Jesus describes him as a fox, which might just suggest Herod is wily, until Jesus talks about the people of God as chicks that he wants to gather under his wings: a powerful image of a mother hen preparing to defend her brood against the fox that will destroy them.

Jesus is speaking as a prophet here, the words coming as God’s own voice, giving us a wonderful, fiercely protective, motherly image for God to balance some of that “beard in the sky” stuff we know so well.

And we also see the disappointment when the chicks refuse to shelter under God’s wings.

The covenant has clearly moved way beyond questions of descendants or issues of territory. There is a long-standing relationship being worked out and it is like a marriage in need of counselling, with Jesus trying to bring the parties together.

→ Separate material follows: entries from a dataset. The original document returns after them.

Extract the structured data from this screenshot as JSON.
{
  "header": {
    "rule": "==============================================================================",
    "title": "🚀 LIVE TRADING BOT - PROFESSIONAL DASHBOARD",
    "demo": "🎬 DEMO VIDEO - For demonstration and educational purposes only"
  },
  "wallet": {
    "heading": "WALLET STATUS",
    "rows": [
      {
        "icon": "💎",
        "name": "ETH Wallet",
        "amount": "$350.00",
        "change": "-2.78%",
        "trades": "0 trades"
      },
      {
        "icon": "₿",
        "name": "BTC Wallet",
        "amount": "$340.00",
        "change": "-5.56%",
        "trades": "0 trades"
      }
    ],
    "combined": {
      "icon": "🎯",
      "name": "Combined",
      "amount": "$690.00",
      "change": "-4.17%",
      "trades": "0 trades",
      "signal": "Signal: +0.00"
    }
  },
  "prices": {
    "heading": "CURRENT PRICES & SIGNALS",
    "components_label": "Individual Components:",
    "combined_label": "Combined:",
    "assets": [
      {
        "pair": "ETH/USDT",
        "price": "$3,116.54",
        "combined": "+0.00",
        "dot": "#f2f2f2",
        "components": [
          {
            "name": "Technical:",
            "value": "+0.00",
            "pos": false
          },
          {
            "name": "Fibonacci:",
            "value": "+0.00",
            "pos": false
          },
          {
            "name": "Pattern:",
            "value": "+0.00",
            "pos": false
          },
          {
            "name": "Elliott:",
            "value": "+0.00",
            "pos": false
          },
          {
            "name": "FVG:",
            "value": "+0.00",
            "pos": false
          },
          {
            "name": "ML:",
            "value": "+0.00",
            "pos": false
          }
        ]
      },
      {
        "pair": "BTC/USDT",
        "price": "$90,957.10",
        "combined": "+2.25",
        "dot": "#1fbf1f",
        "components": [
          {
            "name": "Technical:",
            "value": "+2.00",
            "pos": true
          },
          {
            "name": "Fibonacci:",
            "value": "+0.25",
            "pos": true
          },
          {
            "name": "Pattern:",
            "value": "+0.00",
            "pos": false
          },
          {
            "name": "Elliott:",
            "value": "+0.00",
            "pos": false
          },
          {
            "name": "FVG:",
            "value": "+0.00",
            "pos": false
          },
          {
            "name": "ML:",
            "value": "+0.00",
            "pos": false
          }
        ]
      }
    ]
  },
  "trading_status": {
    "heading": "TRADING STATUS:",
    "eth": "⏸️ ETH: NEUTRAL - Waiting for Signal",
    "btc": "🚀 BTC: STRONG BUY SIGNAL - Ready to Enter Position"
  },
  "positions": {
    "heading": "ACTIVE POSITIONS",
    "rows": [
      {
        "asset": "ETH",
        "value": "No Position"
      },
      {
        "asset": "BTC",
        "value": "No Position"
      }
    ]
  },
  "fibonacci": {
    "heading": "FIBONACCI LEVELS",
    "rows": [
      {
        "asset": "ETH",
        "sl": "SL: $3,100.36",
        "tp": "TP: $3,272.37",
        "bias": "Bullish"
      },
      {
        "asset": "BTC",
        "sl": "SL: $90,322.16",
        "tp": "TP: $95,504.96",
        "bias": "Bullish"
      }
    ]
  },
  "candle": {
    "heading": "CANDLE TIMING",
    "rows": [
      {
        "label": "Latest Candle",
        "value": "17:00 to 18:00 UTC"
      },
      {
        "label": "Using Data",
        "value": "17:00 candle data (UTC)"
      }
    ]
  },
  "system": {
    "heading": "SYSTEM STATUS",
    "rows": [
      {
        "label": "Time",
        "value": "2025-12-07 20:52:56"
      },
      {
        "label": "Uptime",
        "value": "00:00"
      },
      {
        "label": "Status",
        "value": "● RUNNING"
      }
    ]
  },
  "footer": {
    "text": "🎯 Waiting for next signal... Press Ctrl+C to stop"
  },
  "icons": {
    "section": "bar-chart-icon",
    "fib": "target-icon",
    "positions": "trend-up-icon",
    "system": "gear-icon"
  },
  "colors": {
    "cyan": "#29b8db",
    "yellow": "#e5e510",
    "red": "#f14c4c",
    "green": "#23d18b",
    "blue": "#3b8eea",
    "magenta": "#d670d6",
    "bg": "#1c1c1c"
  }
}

And the part of the covenant that is clearest is that it is permanent: divorce is not an option. God and God’s people are together for the long haul and as we travel down the road of Lent, towards Good Friday and the cross, we are given a glimpse of how far God will go to bring us back into a good relationship.

As Christians, we believe that Jesus expanded the original covenant

beyond the physical descendants of Abraham, to include us in that complicated relationship between humans and God.

I would suggest that our best way forward is not to become legalistic about this covenant or others; not to demand strict adherence to the letter of the law; but to recognize the way relationships always work: with love, and compromise, and dreaming together, and differences, squabbles, and sometimes, long stretches of silence.

At the core of the message Jesus gave us is that God’s approach to us is one of love; of wanting what is best for us; wanting to guide us and protect us, even when we think we know better and we put our trust in someone like King Herod.

We have entered a complicated covenant with God and God is not going to give up on us. So, let’s see what we can do to make this relationship work. Amen.